2.4.2.De medewerker van de griffie heeft zich kennelijk op het standpunt gesteld dat door ondertekening van deze brief "p/o C. Maat" met een onleesbare handtekening niet de vereiste zekerheid bestaat dat de bijzondere schriftelijke volmacht afkomstig is van de advocaat mr. C. Maat, en heeft aan de advocaat de gelegenheid gegeven aan die onzekerheid een eind te maken, hetgeen bij de hiervoor in 2.3 onder (iv) bedoelde (fax)brief is gebeurd. De medewerker van de griffie heeft de brief van 5 februari 2013 terecht bij de stukken van het geding gevoegd die hij aan het Hof heeft doen toekomen, nu het niet de medewerker van de griffie maar de rechter is die beslist of het rechtsmiddel tijdig en op de juiste wijze is ingesteld (vgl. HR 22 december 2009, ECLI:NL:HR:2009: BJ7810, rov. 3.8).

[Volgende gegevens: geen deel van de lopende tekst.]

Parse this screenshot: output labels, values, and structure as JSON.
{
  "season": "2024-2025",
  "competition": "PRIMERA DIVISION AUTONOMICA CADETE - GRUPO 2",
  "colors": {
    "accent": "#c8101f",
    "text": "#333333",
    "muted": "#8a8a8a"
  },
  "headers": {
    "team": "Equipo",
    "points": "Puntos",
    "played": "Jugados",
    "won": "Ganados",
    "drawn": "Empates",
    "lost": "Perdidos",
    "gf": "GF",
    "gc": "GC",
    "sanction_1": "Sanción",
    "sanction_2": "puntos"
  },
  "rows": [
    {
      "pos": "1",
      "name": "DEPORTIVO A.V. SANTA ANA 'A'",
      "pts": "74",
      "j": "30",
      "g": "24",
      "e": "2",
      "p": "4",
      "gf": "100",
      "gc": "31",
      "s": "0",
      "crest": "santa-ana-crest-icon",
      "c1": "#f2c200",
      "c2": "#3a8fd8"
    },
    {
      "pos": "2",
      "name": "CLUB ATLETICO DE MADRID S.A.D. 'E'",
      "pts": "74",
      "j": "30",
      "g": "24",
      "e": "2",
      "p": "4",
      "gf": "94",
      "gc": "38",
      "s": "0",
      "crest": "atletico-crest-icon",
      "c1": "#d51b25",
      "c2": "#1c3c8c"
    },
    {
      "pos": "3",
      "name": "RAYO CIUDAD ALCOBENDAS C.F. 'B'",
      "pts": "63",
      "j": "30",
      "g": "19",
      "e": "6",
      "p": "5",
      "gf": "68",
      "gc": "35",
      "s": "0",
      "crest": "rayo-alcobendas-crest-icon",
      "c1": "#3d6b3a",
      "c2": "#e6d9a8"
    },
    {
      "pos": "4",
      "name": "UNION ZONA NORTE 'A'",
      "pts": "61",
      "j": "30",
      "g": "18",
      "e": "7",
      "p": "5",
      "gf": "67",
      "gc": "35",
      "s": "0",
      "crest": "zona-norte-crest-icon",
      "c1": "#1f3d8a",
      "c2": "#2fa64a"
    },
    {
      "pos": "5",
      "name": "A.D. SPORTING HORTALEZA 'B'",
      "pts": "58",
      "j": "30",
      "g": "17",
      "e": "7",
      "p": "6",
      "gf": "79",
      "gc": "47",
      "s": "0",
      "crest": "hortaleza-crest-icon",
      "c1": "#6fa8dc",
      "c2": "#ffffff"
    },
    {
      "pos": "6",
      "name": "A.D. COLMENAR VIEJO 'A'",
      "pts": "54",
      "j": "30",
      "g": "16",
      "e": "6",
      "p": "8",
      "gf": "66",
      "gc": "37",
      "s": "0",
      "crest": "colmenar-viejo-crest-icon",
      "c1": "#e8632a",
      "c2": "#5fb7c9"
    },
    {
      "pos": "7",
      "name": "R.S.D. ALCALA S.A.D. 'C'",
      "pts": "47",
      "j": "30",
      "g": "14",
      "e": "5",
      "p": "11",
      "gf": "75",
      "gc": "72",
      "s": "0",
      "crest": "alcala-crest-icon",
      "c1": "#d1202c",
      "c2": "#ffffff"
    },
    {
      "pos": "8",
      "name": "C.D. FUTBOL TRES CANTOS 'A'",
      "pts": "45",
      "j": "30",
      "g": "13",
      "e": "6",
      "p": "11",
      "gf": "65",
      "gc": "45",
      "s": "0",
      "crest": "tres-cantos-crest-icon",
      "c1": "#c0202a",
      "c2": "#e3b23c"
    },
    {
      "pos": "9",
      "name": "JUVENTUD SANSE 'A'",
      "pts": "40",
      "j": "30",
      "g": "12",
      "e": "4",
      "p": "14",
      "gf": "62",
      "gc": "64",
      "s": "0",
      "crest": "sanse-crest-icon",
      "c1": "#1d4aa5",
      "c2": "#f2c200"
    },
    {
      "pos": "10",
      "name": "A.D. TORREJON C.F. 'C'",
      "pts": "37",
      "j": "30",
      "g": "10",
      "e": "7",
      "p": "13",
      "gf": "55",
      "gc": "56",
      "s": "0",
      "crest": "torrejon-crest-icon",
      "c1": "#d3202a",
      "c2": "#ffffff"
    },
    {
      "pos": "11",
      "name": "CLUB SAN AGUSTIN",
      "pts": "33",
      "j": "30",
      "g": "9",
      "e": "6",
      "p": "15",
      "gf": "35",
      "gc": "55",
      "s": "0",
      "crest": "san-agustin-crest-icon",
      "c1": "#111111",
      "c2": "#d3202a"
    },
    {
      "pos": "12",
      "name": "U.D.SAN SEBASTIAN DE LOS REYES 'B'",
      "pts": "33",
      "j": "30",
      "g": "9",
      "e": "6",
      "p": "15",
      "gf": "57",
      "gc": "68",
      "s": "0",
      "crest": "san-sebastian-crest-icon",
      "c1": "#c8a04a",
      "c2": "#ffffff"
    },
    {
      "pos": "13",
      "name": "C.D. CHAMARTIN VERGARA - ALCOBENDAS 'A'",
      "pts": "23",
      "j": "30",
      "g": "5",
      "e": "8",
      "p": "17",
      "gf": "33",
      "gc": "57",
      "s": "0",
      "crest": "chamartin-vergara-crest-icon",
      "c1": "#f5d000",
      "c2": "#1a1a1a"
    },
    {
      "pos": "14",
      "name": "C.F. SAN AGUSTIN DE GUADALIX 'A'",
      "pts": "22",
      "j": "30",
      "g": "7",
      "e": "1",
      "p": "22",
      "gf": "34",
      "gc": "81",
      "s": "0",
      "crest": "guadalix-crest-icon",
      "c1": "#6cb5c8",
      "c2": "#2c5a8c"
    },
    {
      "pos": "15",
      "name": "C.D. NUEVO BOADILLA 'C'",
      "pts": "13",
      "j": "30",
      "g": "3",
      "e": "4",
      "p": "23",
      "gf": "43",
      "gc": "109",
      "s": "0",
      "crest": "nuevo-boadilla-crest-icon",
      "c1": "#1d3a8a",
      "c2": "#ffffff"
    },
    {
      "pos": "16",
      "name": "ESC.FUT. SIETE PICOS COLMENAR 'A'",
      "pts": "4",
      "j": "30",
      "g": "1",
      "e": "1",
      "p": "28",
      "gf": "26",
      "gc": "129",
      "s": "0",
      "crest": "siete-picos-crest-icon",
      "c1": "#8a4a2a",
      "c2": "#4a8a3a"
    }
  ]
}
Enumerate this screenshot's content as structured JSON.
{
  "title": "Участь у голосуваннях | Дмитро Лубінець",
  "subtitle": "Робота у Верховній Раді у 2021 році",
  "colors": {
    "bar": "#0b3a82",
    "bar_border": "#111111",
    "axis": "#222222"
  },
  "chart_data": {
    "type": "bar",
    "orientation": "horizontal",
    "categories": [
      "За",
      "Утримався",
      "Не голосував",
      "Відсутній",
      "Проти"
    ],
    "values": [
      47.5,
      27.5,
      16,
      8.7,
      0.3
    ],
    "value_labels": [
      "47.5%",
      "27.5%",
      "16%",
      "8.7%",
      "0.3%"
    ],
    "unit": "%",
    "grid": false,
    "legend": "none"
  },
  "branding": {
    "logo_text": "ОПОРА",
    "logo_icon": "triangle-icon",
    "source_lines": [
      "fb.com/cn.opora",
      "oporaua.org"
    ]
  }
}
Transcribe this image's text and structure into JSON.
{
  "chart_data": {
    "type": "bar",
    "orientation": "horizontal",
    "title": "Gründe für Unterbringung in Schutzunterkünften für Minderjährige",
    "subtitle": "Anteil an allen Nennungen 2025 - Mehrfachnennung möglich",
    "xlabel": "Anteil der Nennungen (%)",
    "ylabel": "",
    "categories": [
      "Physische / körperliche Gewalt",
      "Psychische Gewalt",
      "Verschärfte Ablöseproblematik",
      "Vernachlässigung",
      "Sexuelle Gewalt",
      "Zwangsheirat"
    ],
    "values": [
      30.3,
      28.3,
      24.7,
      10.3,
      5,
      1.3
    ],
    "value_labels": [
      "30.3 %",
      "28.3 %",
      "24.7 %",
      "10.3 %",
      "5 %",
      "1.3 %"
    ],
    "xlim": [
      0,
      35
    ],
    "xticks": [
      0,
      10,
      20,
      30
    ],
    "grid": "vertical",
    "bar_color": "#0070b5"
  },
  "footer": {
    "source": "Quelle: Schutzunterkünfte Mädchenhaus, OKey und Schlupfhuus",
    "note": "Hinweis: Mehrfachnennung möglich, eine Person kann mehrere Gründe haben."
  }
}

2.4.3.Het Hof heeft bij zijn oordeel dat namens de verdachte te laat hoger beroep is ingesteld niet kenbaar aandacht besteed aan de op 5 februari 2013 bij de griffie ingekomen bijzondere schriftelijke volmacht, de ondertekening van die brief en de samenhang met de door mr. Maat zelf ondertekende brief van 6 februari 2013. De omstandigheid dat de medewerker van de griffie niet op 5 februari 2013 een akte instellen hoger beroep heeft opgemaakt, maar eerst op 7 februari 2013, met aanhechten van de faxbrieven van 5 en van 6 februari 2013, kan de verdachte niet worden tegengeworpen.
Uit de bij de schriftuur overgelegde verklaringen, aan de juistheid en betrouwbaarheid waarvan niet getwijfeld behoeft te worden, is het de kantoorgenoot van mr. Maat, mr. M.R.P. Hoppenbrouwers, geweest die bij wege van confraternele hulp de brief van 5 februari 2013 "p/o mr. C. Maat" heeft ondertekend. Daaruit volgt dat geen onzekerheid bestaat dat een door de verdachte bepaaldelijk gemachtigde advocaat de bijzondere schriftelijke volmacht heeft verleend.
In die omstandigheden is het oordeel van het Hof dat tegen het vonnis van de Politierechter namens de verdachte "eerst op 7 februari 2013 hoger beroep is ingesteld" niet begrijpelijk.